La rencontre a démontré, une fois de plus, que l’Île n’est pas seule et qu’elle compte des amis qui, cette fois depuis l’Asie, élèvent la voix pour s’exclamer : « Vive Cuba libre ! »
GRATITUDE DEPUIS NOTRE AMÉRIQUE
En Amérique latine également, des voix se sont fait entendre en soutien à Cuba, des médias ayant rapporté une manifestation devant l’Ambassade des États-Unis au Chili, visant à confirmer leur soutien à Cuba face à la situation difficile que traverse le pays caribéen, conséquence du renforcement du blocus.
Dafne Concha, conseillère municipale, a déclaré à Prensa Latina :
« Aujourd’hui, nous venons dire aux États-Unis que Cuba n’est pas seule et que nous allons nous battre pour qu’elle puisse continuer à avancer dans son propre projet, en défendant son peuple. »
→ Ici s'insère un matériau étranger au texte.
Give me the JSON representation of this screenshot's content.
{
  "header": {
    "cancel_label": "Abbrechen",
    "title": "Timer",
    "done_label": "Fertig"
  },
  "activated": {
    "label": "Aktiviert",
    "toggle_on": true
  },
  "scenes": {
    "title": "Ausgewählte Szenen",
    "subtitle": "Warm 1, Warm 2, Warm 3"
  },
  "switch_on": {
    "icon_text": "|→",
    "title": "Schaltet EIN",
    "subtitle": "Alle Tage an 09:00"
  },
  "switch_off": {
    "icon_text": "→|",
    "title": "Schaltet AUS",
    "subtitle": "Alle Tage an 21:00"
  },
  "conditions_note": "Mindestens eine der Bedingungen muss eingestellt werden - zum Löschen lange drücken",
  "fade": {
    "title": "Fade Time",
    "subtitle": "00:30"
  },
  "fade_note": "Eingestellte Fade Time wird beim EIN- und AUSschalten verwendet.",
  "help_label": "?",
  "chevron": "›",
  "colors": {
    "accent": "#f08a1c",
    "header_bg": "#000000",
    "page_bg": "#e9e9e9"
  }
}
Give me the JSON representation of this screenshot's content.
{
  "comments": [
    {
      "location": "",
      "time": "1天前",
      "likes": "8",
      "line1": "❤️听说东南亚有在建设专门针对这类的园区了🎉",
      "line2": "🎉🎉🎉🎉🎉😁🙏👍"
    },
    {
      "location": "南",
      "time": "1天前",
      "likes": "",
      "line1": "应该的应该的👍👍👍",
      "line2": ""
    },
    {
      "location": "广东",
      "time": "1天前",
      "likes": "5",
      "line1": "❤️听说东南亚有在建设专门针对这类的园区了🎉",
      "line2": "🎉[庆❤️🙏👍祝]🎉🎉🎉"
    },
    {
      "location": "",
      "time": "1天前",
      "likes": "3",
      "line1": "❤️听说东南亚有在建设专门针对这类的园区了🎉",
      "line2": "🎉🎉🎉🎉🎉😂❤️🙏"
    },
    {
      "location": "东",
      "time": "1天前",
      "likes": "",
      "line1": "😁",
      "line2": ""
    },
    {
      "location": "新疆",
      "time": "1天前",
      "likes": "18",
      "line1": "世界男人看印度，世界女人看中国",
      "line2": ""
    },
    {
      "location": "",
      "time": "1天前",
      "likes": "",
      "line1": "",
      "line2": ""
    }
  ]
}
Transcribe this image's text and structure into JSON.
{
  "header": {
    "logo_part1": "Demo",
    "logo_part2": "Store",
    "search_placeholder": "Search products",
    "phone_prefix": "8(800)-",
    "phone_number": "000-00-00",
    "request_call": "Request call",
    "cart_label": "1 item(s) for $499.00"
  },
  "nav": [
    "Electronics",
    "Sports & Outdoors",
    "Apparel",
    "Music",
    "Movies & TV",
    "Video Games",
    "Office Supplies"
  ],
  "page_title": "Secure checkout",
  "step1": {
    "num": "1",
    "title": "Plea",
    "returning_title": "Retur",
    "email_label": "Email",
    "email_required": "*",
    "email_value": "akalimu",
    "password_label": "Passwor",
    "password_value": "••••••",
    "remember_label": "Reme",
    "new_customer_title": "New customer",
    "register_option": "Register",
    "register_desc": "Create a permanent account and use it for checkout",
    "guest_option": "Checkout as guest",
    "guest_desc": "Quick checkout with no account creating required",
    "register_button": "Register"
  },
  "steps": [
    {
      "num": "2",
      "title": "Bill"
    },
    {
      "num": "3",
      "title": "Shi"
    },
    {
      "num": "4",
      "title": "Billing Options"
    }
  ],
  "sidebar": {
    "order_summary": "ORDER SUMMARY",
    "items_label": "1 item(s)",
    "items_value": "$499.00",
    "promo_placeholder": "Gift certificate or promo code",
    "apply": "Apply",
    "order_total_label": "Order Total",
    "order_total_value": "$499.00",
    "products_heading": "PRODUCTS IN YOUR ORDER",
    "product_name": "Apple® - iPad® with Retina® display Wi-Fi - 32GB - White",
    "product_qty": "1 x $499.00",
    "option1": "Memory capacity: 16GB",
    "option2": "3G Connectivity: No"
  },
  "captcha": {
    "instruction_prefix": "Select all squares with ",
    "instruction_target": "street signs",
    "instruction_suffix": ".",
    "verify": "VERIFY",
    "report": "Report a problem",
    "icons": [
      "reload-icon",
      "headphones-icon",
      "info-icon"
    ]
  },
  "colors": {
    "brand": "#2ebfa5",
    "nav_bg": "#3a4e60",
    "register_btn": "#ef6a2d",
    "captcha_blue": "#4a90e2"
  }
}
Elle a affirmé que cette île est une île de paix et de solidarité, qui a envoyé des médecins dans le monde entier pour aider à sauver des vies.
Pour sa part, Amaya Candia, présidente de la Société médicale internationale des diplômés de l’École latino-américaine de médecine (ELAM), a mis en avant comme « l’un des succès les plus importants au niveau international » les plus de 32 000 médecins diplômés, venus de 122 pays formés dans ce centre.
Elle a également condamné les campagnes menées contre les brigades médicales cubaines intervenant dans différentes régions du monde.
La manifestation a été convoquée par le Mouvement de solidarité, le Parti et les Jeunesses communistes du Chili, la Brigade de propagande populaire, l’ELAM-Chili et l’Institut de culture José Marti, parmi d’autres organisations.